FLINT, Michigan — Anthony Paul knew at a young age that he was a creative and visual artist. Becoming engrossed in watching BET (Black Entertainment Television) Cypers, an idea took root to bring that type of content to Flint. Unfortunately, while trying to decide his future and several stints in and out of college for videography, the city became known as the murder capital of the country.
Intending to change that narrative and embed himself in Flint music, Paul created FlyCy — a weekly rap cypher of Flint’s seasoned and newcomer generation of music artists and DJs. The goal became to make it known to the world that Flint could stand on the global rap stage.
As years passed and FlyCy grew beyond his initial vision, Paul took the lessons learned and understood that Flint needed a space to turn music dreams into reality. That’s when he found and joined forces with Kevin Clouds and Charlie Leff to build and create the central hub of the Flintdustry: Wav Village.
With a motto consisting of “it takes a village,” Paul is now reaching into all of Flint’s culture to create music and shift the city's wave frequency. Flintside caught up with the studio head to talk about his humble beginnings, what it takes to create a sustainable space and Wav Village’s evolution.
“I hope to outgrow this space. My goal is to provide that space, that cultural representation of what I think Flint needs." - Anthony Paul Flintside: Wav Village is an incredible endeavor on its way to being the hub of Flint music, but what’s the origin story of it all?
: “I was in my twenties trying to figure life out. I knew I wanted to do videos, so I went to Mott Community College for [that]. It’s my first video class in college, sitting next to this older guy, and I got to telling him what I wanted to do. I’d been watching a lot of BET Cyphers, and I thought it’d be dope if Flint had their own.
He said he was in a group called Top Authority, and at that point, I had never heard of [them]. My idea was to teach people who don’t know about Flint through that medium. I didn’t even know about the legends, and one was sitting right next to me. That kind of solidified it. I dropped out of college and invented FlyCy.”
Flintside: Watching the FlyCy videos, it feels as if you were on a mission to change the narrative of Flint. What was the goal of creating FlyCy?
: “We had the highest crime rate in America, so I wanted to show people that we are the hardest in America — in the world. I essentially challenged the whole world, like we got way better artists, better bars, and I’m going to go downtown every week and show y’all. We had a host and artists come down and rap, and that was the creation of FlyCy and what dipped me into the Flint music scene. It was successful in the sense that it brought Flint together.”
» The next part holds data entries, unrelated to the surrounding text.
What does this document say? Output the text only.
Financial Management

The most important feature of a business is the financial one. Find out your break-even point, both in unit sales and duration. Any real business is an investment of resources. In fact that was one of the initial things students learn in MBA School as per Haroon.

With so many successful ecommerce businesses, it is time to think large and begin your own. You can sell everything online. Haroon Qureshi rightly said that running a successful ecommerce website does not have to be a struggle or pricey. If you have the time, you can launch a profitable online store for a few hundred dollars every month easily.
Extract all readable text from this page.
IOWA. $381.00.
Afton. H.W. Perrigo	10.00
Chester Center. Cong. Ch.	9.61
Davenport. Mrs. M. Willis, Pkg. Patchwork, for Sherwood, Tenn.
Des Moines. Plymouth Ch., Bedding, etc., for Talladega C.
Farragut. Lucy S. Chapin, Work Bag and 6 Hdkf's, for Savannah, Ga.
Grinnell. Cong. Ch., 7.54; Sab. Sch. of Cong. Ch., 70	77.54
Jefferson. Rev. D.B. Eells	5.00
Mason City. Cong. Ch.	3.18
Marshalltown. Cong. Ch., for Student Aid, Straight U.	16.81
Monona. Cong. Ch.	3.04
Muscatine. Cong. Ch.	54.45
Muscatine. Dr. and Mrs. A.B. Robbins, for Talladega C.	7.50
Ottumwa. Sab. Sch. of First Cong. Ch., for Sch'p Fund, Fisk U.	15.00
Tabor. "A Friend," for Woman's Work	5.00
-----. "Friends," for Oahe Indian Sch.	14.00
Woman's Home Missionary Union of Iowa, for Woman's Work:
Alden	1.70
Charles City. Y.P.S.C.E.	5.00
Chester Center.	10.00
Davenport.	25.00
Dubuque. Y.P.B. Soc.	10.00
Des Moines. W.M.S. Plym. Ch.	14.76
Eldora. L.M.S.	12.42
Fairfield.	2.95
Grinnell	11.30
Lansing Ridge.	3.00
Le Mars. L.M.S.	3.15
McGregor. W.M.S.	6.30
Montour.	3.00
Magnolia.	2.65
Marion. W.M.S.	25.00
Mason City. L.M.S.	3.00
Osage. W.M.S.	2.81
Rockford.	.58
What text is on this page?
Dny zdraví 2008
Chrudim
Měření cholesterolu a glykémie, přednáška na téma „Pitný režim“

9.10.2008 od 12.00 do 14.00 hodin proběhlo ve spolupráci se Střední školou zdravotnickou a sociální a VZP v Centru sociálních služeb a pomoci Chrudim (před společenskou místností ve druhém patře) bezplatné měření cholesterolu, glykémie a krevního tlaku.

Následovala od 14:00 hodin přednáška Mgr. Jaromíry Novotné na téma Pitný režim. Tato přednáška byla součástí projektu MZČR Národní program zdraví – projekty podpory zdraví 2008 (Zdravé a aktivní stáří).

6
Flintside: And from there spawned the creation of Wav Village?
: “I got an intern job at a radio station, and I got deeper and deeper into the scene. I always knew there needed to be a space that artists could use to generate money and give them the resources they need. That’s what I learned from FlyCy. When Kevin, Charlie, and I put this [together], that day, somebody recorded. We’ve been building this for two years, and people have been here every day, all day recording.”
“It comes from the wave — the format in which you receive music." - Paul speaking on the meaning behind Wav Village's logo.
Flintside: I love Wav Village’s logo and its tagline “It takes a village.” It gives me a serene and peaceful feeling. Why name this space in such a manner?
: “It comes from the wave — the format in which you receive music. When Kevin and I started taking it seriously and got together, that word "wave" kept sticking out. I wanted it to feel like people got your back and that it’s bigger than us, bigger than you. That was important, and that’s where the name stemmed from.”
Flintside: Having interviewed women and queer people within the Flintdustry, saying it takes a village doesn’t always mean inclusivity and acceptance. What sets Wav Village apart?
: “This is needed so much that it’s bigger than whatever connections I have in the city. I think that’s why this place is what it is now. I wanted to take it seriously, and I wanted all sides of Flint to feel like this is the hub. I didn’t want this to be our circle of rap friends. I want country and gospel singers, kids, politicians, and the [LGBTQ] community to feel comfortable here. The biggest thing for me is making women feel safe, confident in their music, and wanting to work.”
Flintside: With your talent and knowledge, you could’ve left the city or done nothing at all. What fuels this passion for making Wav Village not only the central hub for music but a safe space for Flint’s creative people?
: “Honestly, I’m a fan. It stemmed from loving the scene and loving the music. We’re so misrepresented, and I feel vindicated in that. We’ve seen that Flint can stand on its own two feet and make an impact in the overall music scene. If we come together and utilize our talents with each other, we’ll get further.”
Flintside: From music to podcasts, food trucks, and more, Wav Village feels poised for success. But, how do you envision all of this to evolve?
: “I hope to outgrow this space. My goal is to provide that space, that cultural representation of what I think Flint needs. I want to make sure that people I believe in and music I believe get represented in a way that I feel like they should. When I say safe space, I mean it. It’s more important to me that people going through the human experience, regardless of what that is, feel safe, have fun, and want to make music.”